Suspects awaiting trial in SF will no longer be assigned to home confinement or an ankle monitor, and must proceed directly to jail, because the SF Sheriff’s Office is yanking the ankle monitor program over a legal rift on warrantless searches.
We’ve covered before how ankle monitors are not terribly effective at keeping suspects awaiting trial out of trouble, as people can remove them, or just blatantly commit crimes while still wearing the ankle monitor. But ankle monitors are still effective in the sense they keep people out of San Francisco’s overcrowded and understaffed jails while they await their trial.
Yet now the ankle monitoring program has become embroiled in legal controversy, because of a lawsuit brought by the ACLU on behalf of three SF defendants. That lawsuit complains that participating in SF’s ankle monitor program also subjects defendants to warrantless searches of their homes. A federal judge recently ruled in their favor, and ordered the warrantless search aspect of this program to be discontinued.
SAN FRANCISCO TO APPEAL COURT RULING: Today Sheriff Miyamoto was joined by @LondonBreed @BrookeJenkinsSF @DavidChiu to announce the City’s fight against a recent federal ruling that bars the#SFsheriff from requiring criminal defendants to consent to warrantless searches as a… pic.twitter.com/zzo2Qd7uzu
— SF Sheriff's Office (@SheriffSF) October 3, 2024
So now NBC Bay Area reports that SF Sheriff Paul Miyamoto is suspending SF’s ankle monitoring program in protest of the decision. At a Thursday press conference with Mayor Breed and DA Jenkins, Miyamoto said he was unwilling to let suspects avoid jail if his department could not perform warrantless searches on their homes.
"It is for that reason that — from the onset of this case — our office and the city attorney's office have repeatedly made it clear that we could not safely administer this valuable program without the warrantless search condition," Sheriff Miyamoto said Thursday, per KPIX.
City Attorney David Chiu told NBC Bay Area he’s appealing parts of the decision to the Ninth Circuit Court of Appeals, in hopes of winning back the right to the warrantless searches.

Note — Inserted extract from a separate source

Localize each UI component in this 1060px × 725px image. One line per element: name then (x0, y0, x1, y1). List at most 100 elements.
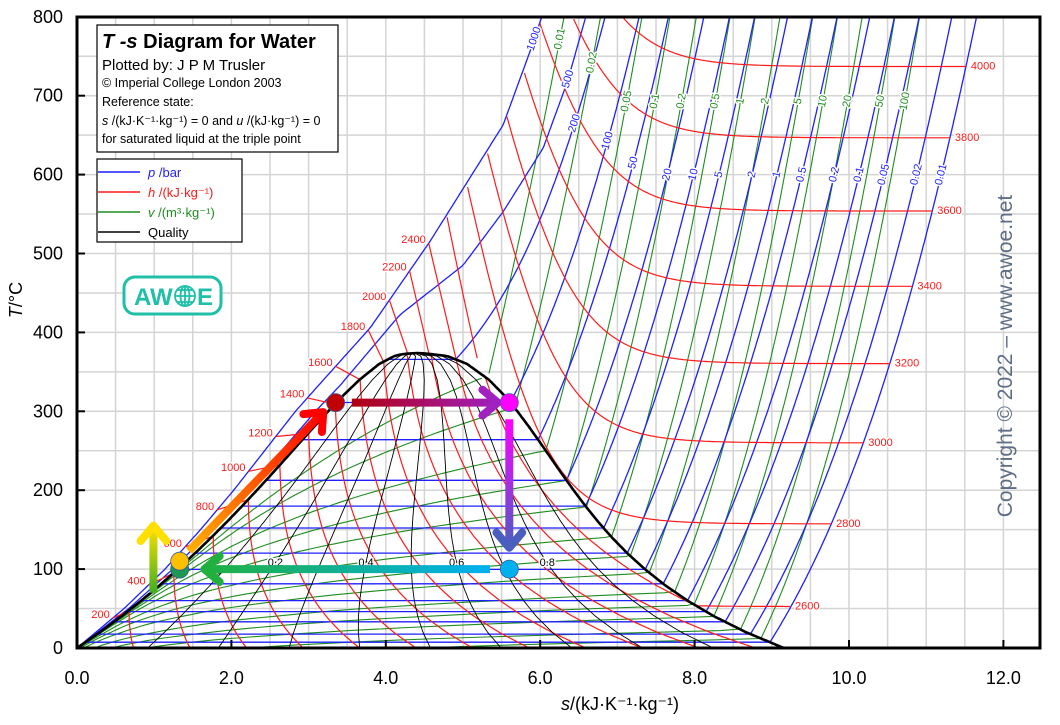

The suspension of the ankle monitor program does not affect the estimated 400 SF suspects currently awaiting trial and wearing ankle monitors. But no new suspects will be assigned ankle monitors, they will be hauled right to SF County Jail to await trial there.
The ACLU points out that the court is not forcing the suspension of the ankle monitoring program, and thinks Miyamoto is just overreacting here. “It is not the federal court order that has required the sheriff to stop operating its program," ACLU of Northern California staff attorney Emi Young explained to KPIX. "It is the sheriff that has decided to stop operating [the program] as a result of the disagreement with the court's order."
Miyamoto’s decision could backfire. He had already been complaining of staffing shortages in the jails and violent behavior by prisoners, likely due to more suspects coming in thanks to the Tenderloin/SoMa drug crackdown. This will only stock County Jail with yet more prisoners, which the facility may struggle to find the capacity and staffing to handle.
And that could cause a problem right before election time for Miyamoto, who is up for reelection next month. That said, he only faces a longshot challenge from a little-known SFPD officer named Michael Juan.